# Pyrography (aka Wood Burning)



## Lindy (Nov 25, 2008)

My other hobbies include wood carving and pyrography.  Pyrography includes wood burning but since I also burn on leather, paper, tagua nuts (vegetable ivory) and bark it is more than just wood I'm burning.....  

I used to teach for Lee Valley Tools in Calgary before I moved out here to the coast.







Dall Sheep on a wood plaque that has been finished with wax - not painted.

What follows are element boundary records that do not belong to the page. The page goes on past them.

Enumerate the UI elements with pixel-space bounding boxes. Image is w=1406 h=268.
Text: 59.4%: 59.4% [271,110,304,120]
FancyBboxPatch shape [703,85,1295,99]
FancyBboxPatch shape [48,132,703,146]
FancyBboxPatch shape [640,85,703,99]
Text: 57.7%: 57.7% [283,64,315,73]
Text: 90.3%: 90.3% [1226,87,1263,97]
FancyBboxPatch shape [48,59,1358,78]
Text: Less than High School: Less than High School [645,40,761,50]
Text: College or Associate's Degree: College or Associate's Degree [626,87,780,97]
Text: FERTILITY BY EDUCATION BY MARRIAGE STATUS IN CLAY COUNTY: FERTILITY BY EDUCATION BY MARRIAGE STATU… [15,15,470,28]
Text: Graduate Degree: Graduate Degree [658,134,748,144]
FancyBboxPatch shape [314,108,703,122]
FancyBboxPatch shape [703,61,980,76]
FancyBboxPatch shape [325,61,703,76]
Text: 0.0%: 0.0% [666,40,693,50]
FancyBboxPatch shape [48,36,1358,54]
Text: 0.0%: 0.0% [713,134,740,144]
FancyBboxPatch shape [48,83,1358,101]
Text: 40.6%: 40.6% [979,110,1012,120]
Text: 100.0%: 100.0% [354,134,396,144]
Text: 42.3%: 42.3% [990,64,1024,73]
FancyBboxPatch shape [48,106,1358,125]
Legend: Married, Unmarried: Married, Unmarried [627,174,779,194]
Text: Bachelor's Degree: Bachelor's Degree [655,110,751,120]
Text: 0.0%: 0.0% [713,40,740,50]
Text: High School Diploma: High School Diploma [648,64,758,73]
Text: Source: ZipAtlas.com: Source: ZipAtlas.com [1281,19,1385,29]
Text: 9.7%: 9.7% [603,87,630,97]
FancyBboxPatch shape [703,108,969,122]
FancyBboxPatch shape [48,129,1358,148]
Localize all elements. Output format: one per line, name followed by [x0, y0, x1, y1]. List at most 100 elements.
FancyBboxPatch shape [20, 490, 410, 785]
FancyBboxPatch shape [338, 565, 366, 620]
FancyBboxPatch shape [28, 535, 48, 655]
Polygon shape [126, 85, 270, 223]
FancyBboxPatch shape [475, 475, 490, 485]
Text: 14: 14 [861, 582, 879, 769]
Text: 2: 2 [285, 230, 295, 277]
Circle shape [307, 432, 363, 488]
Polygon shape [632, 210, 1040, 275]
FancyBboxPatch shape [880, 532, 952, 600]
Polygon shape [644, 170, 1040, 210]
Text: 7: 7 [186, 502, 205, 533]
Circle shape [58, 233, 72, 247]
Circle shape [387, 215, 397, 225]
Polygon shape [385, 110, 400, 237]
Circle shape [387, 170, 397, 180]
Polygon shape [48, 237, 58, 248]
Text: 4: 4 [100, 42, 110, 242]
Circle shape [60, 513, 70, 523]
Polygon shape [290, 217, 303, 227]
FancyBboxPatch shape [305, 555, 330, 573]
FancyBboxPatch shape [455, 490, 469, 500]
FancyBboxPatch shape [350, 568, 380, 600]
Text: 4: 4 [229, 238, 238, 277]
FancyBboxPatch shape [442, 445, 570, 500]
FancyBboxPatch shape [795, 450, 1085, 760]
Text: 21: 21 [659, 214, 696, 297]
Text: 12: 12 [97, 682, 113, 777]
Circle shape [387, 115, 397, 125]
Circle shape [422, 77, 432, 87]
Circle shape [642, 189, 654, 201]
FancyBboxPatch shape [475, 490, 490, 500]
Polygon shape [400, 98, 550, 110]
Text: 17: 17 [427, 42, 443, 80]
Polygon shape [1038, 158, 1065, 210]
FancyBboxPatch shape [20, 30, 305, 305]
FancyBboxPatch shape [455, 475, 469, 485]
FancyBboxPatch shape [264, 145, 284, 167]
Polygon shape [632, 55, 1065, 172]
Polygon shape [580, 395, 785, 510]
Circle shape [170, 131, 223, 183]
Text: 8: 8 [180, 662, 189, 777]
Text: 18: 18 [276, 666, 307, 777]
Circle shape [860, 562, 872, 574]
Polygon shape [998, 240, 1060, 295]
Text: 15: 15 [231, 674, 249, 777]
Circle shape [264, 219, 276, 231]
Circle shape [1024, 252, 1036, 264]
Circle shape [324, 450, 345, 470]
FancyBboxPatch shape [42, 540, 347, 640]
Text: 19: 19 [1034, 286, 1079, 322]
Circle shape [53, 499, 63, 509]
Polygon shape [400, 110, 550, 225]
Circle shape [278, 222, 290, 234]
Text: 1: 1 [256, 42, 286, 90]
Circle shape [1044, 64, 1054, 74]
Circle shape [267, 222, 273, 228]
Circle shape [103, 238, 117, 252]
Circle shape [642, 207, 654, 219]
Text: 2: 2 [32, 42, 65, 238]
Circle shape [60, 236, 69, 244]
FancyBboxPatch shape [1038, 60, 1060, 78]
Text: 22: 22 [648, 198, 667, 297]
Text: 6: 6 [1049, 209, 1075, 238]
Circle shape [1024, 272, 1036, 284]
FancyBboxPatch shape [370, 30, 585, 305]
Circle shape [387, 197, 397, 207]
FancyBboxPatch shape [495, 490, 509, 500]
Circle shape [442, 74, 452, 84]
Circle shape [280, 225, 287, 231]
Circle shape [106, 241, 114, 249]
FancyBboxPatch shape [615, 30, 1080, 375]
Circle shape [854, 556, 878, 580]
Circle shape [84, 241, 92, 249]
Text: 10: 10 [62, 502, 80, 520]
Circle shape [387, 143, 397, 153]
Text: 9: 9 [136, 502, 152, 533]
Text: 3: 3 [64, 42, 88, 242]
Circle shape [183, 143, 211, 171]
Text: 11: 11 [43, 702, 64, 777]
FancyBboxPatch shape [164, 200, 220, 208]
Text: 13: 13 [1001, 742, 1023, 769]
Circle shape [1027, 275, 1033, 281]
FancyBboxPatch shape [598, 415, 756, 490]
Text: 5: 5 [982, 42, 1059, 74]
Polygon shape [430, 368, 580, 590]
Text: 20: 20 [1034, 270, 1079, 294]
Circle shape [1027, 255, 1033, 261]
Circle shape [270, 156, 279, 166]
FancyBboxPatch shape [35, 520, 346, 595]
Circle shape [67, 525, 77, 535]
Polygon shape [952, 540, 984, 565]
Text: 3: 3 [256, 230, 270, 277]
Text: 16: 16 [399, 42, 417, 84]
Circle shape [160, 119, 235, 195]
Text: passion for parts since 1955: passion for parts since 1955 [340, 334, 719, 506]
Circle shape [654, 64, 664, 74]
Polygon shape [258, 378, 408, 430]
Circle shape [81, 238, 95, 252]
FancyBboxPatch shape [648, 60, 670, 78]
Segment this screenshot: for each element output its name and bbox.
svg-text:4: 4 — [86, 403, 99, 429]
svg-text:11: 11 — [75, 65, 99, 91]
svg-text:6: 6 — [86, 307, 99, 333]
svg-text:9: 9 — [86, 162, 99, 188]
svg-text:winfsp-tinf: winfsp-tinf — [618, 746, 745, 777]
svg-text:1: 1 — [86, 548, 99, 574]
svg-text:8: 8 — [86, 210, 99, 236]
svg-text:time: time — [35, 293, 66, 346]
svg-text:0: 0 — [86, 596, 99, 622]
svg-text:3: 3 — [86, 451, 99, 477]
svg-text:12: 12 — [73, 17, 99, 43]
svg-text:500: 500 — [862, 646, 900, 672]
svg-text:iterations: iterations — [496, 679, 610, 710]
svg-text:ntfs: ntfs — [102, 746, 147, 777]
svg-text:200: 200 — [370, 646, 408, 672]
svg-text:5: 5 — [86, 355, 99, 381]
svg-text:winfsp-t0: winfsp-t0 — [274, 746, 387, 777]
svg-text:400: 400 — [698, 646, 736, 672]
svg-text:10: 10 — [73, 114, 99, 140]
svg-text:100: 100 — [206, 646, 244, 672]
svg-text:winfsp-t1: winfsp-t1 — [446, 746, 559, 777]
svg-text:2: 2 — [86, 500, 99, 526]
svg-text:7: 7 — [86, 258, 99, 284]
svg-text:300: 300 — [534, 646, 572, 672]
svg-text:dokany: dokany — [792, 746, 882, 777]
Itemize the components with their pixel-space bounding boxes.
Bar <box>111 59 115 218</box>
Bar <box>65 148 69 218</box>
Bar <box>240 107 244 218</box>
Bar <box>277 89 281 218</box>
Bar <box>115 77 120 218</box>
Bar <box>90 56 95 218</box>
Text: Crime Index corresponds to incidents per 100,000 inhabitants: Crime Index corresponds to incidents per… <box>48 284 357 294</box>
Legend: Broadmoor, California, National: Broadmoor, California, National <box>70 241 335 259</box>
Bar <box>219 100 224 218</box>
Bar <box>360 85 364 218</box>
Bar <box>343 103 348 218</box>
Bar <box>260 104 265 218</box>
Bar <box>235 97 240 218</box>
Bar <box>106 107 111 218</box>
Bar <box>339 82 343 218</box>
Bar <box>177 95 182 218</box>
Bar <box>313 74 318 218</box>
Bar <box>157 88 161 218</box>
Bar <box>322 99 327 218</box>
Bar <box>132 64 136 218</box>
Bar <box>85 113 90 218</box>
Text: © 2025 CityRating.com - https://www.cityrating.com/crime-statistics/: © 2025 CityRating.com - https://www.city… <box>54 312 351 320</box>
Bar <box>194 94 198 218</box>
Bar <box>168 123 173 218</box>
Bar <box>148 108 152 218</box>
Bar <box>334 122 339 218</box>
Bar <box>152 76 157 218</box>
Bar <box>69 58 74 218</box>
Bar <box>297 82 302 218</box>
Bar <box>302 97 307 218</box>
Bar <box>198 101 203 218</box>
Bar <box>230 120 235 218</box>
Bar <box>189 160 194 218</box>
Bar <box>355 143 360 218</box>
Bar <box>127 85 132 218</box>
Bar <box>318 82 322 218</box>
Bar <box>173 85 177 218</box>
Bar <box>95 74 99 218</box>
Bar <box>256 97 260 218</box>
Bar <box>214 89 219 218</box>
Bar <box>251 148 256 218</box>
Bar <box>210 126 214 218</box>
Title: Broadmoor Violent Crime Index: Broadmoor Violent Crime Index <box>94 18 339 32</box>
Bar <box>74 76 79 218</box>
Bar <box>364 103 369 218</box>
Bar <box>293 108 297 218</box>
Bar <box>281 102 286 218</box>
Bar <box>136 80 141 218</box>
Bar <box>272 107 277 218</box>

Dragonfly on Leather Card Wallet






Migrant Worker on Paper

My other website (the one on this artform) is http://www.dragonfly-pyroart.com

Thanks for letting me share.

Cheers


----------



## Chay (Nov 26, 2008)

Beautiful work! Love the celtic purse and talking sticks.


----------



## Lindy (Nov 27, 2008)

Hi Chay,

Thank you!  It's a lot of fun and quite satisfying to do.

Cheers
Linda


----------



## Deda (Dec 5, 2008)

Wow, I love the leather work.


----------



## Neil (Dec 9, 2008)

Those are really nice.


----------



## Lindy (Dec 12, 2008)

Thank you....


----------



## topcat (Dec 12, 2008)

How did I miss this topic before?  Wow - Lindy you are soooo talented!  Beautiful representation.  I can't access your site link so I have to ask - do you do your burning with a torch? Iron? What......?  So curious  

Tanya


----------



## Lindy (Dec 13, 2008)

hey Tanya,

I use a temperature controlled electric burning pen system.  It's called a Razertip which is Canadian made but sold worldwide.  Thank you for your kind words - I love art in all its forms.

Cheers
Lindy


----------